Mesmo esse limite é passível de discussão no âmbito do Judiciário. O Conselho da Justiça Federal, por exemplo, estabeleceu, por meio artigo 7º da Instrução Normativa nº 7/2020, que as restrições da Lei de Responsabilidade Fiscal e as alterações da Lei Complementar 173/2020 não se aplicam à Justiça Federal. O advogado esclareceu que esse é um importante referencial de interpretação que pode ser invocado para todos os servidores do Poder. “Então, é muito importante, lembrando que existe orçamento, manter a mobilização para que seja aprovado algum tipo de reestruturação, recomposição ou revisão salarial”, destacou César.
Lignelli frisou que “é a luta que constrói os prazos na lei”, lembrando que outros momentos nos quais a categoria arrancou conquistas em anos eleitorais, como em 1996 (PCS 1), 2002 (PCS 2), 2006 (PCS 3) e 2016 (Lei 13.317, o último reajuste conquistado, após a histórica greve de 2015). Ressaltando que os Plano de Cargos e Salários (PCSs) foram a forma que a categoria judiciária encontrou de assegurar reposição ao menos parcial das perdas, mas só foram obtidos com mobilizações fortes. “A história nos diz isso. Tem muita greve que não redundou em reajuste, mas eu não vi nenhum reajuste que não tenha sido precedido de greve”, afirmou o coordenador do departamento Jurídico do Sintrajud.
Revisão anual na Constituição
O inciso X do artigo 37 introduziu no texto constitucional que é “assegurada a revisão anual sem distinção de índice”. Se for conferida uma revisão às carreiras policiais, como pretende o governo, o Estado brasileiro tem obrigação de garantir o mesmo índice a todos. “O texto é muito objetivo com relação a isso”, ressalta César Lignelli, ainda que os sucessivos governos venham ignorando o dispositivo constitucional.
A lei que regulamentou o inciso X do artigo 37 (Lei 10.331/2001) fixou a data-base do funcionalismo em janeiro, embora não tenha estabelecido critérios para que a revisão fosse efetivada anualmente, nem os mecanismos de recomposição inflacionária.
O advogado criticou o fato de o Supremo Tribunal ter reconhecido, no julgamento da ADI 2061, que o Estado brasileiro está em mora com o direito constitucional, mas não ter estabelecido nenhuma sanção pelo descumprimento da Constituição, o que vem sendo usado pelos governos para manter a política de arrocho salarial.
Direito de greve
Ainda sobre as garantias legais à mobilização do funcionalismo, o advogado ressaltou que “a greve hoje é absolutamente permitida, é ‘legalizada’. Já era desde a Constituição de 1988, mas tinha uma disputa se tinha que ter ou não regulamentação.
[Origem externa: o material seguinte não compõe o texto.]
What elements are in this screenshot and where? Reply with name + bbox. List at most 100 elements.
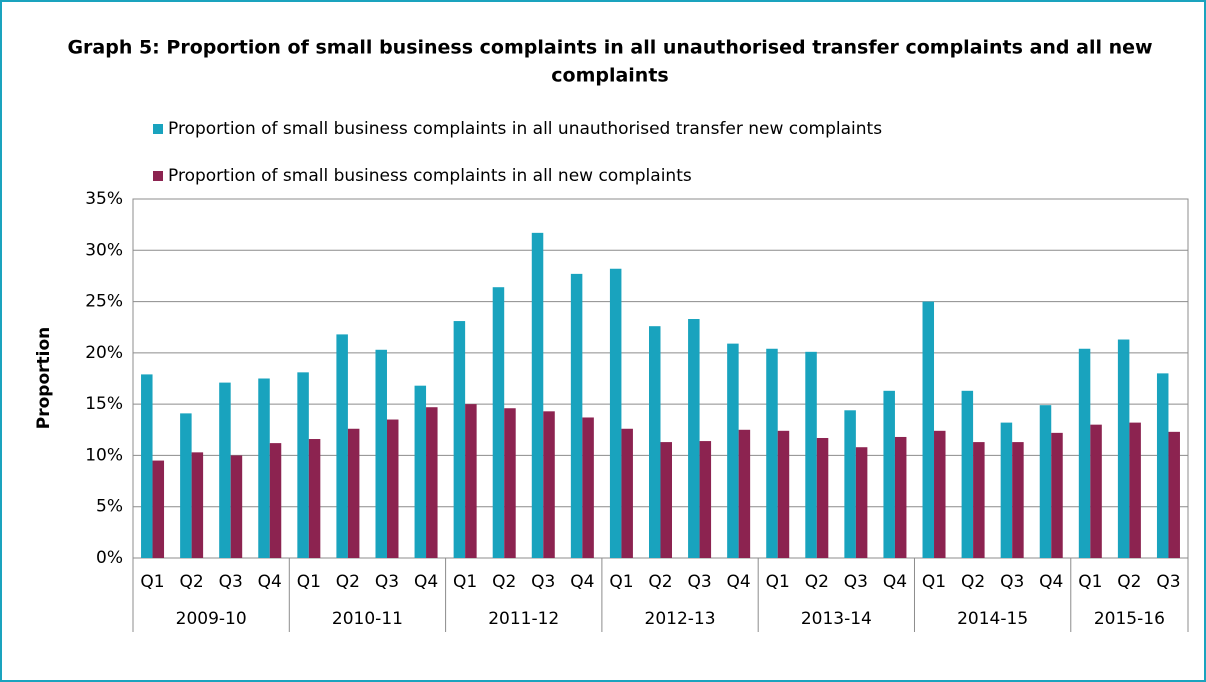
x-tick-label: Q1 (1078, 572, 1102, 592)
bar (375, 349, 387, 558)
x-tick-label: Q2 (961, 572, 985, 592)
bar (308, 439, 321, 558)
x-tick-label: Q1 (922, 572, 946, 592)
legend-swatch (153, 124, 163, 134)
bar (922, 301, 935, 558)
bar (426, 407, 438, 558)
x-group-label: 2014-15 (957, 609, 1028, 629)
chart-title-continued: complaints (551, 65, 668, 87)
bar (855, 447, 868, 558)
bar (414, 385, 427, 558)
x-tick-label: Q2 (336, 572, 360, 592)
bar (649, 326, 661, 558)
bar (336, 334, 348, 558)
bar (738, 429, 751, 558)
x-group-label: 2015-16 (1094, 609, 1165, 629)
bar (1117, 339, 1130, 558)
x-tick-label: Q1 (453, 572, 477, 592)
bar (180, 413, 192, 558)
bar (688, 319, 700, 558)
legend-label: Proportion of small business complaints … (168, 166, 692, 186)
bar (1156, 373, 1169, 558)
x-tick-label: Q4 (258, 572, 282, 592)
x-tick-label: Q4 (1039, 572, 1063, 592)
bar (973, 442, 985, 558)
bar (961, 390, 974, 558)
x-group-label: 2013-14 (801, 609, 872, 629)
x-group-label: 2012-13 (645, 609, 716, 629)
x-tick-label: Q4 (727, 572, 751, 592)
bar (191, 452, 204, 558)
bar (844, 410, 856, 558)
bar (766, 348, 778, 558)
bar (1000, 422, 1013, 558)
bar (621, 428, 633, 558)
x-tick-label: Q2 (648, 572, 672, 592)
bar (934, 430, 946, 558)
x-tick-label: Q4 (570, 572, 594, 592)
bar (141, 374, 153, 558)
y-tick-label: 5% (96, 497, 123, 517)
x-tick-label: Q2 (180, 572, 204, 592)
x-tick-label: Q2 (1117, 572, 1141, 592)
chart-title: Graph 5: Proportion of small business co… (67, 37, 1152, 59)
x-tick-label: Q3 (1156, 572, 1180, 592)
bar (660, 442, 672, 558)
bar (347, 428, 360, 558)
bar (152, 460, 165, 558)
y-tick-label: 10% (85, 445, 123, 465)
bar (816, 437, 829, 558)
bar (1012, 442, 1024, 558)
x-tick-label: Q3 (531, 572, 555, 592)
bar (805, 351, 817, 558)
x-tick-label: Q1 (609, 572, 633, 592)
bar (504, 408, 516, 558)
bar (699, 441, 712, 558)
bar (570, 273, 583, 558)
legend-swatch (153, 171, 163, 181)
bar (609, 268, 622, 558)
x-tick-label: Q1 (297, 572, 321, 592)
bar (894, 436, 907, 558)
bar (1129, 422, 1141, 558)
y-tick-label: 15% (85, 394, 123, 414)
bar (727, 343, 739, 558)
bar (582, 417, 594, 558)
y-tick-label: 20% (85, 343, 123, 363)
y-axis-label: Proportion (34, 327, 54, 430)
bar (492, 287, 505, 558)
bar (543, 411, 555, 558)
legend-label: Proportion of small business complaints … (168, 119, 882, 139)
bar (1039, 405, 1052, 558)
bar (258, 378, 270, 558)
x-tick-label: Q1 (140, 572, 164, 592)
x-tick-label: Q3 (375, 572, 399, 592)
bar (1051, 432, 1063, 558)
bar (297, 372, 309, 558)
bar (531, 232, 544, 558)
bar (453, 321, 466, 558)
bar (777, 430, 790, 558)
x-group-label: 2011-12 (488, 609, 559, 629)
x-tick-label: Q4 (883, 572, 907, 592)
bar (883, 390, 895, 558)
bar (269, 443, 282, 558)
x-tick-label: Q3 (219, 572, 243, 592)
x-tick-label: Q2 (492, 572, 516, 592)
x-tick-label: Q3 (1000, 572, 1024, 592)
x-tick-label: Q1 (766, 572, 790, 592)
x-tick-label: Q3 (687, 572, 711, 592)
bar (219, 382, 231, 558)
x-tick-label: Q4 (414, 572, 438, 592)
y-tick-label: 25% (85, 292, 123, 312)
y-tick-label: 0% (96, 548, 123, 568)
bar (1090, 424, 1102, 558)
x-tick-label: Q3 (844, 572, 868, 592)
bar (1168, 431, 1180, 558)
x-group-label: 2010-11 (332, 609, 403, 629)
y-tick-label: 35% (85, 189, 123, 209)
y-tick-label: 30% (85, 240, 123, 260)
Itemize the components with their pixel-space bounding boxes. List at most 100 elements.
Só que o STF resolveu em 2007”, lembrou — explicando que foi assegurado aos servidores o direito de greve em analogia às garantias previstas na iniciativa privada.
Cumpridos os requisitos legais (apresentação da pauta de reivindicações, convocação de assembleia, tentativa de negociação infrutífera e comunicação com antecedência – o que o Sindicato assegura), só cabe aos trabalhadores decidirem porquê e quando iniciar a greve.
E, muito importante, ressaltou o advogado: “Não é possível punir por adesão a greve. Não existe isso”, complementando que qualquer servidor pode aderir a paralisações e greves convocadas pelo Sindicato, inclusive quem está em estágio probatório. A garantia está prevista na súmula 316 do STF. “Quem decidiu isso foi o próprio STF”, lembrou. “Pela lei, a administração não pode tomar qualquer ato para constranger o servidor ou a servidora a não aderir à greve. Se isso acontecer vocês têm que entrar em contato imediatamente com o Sindicato”, disse César.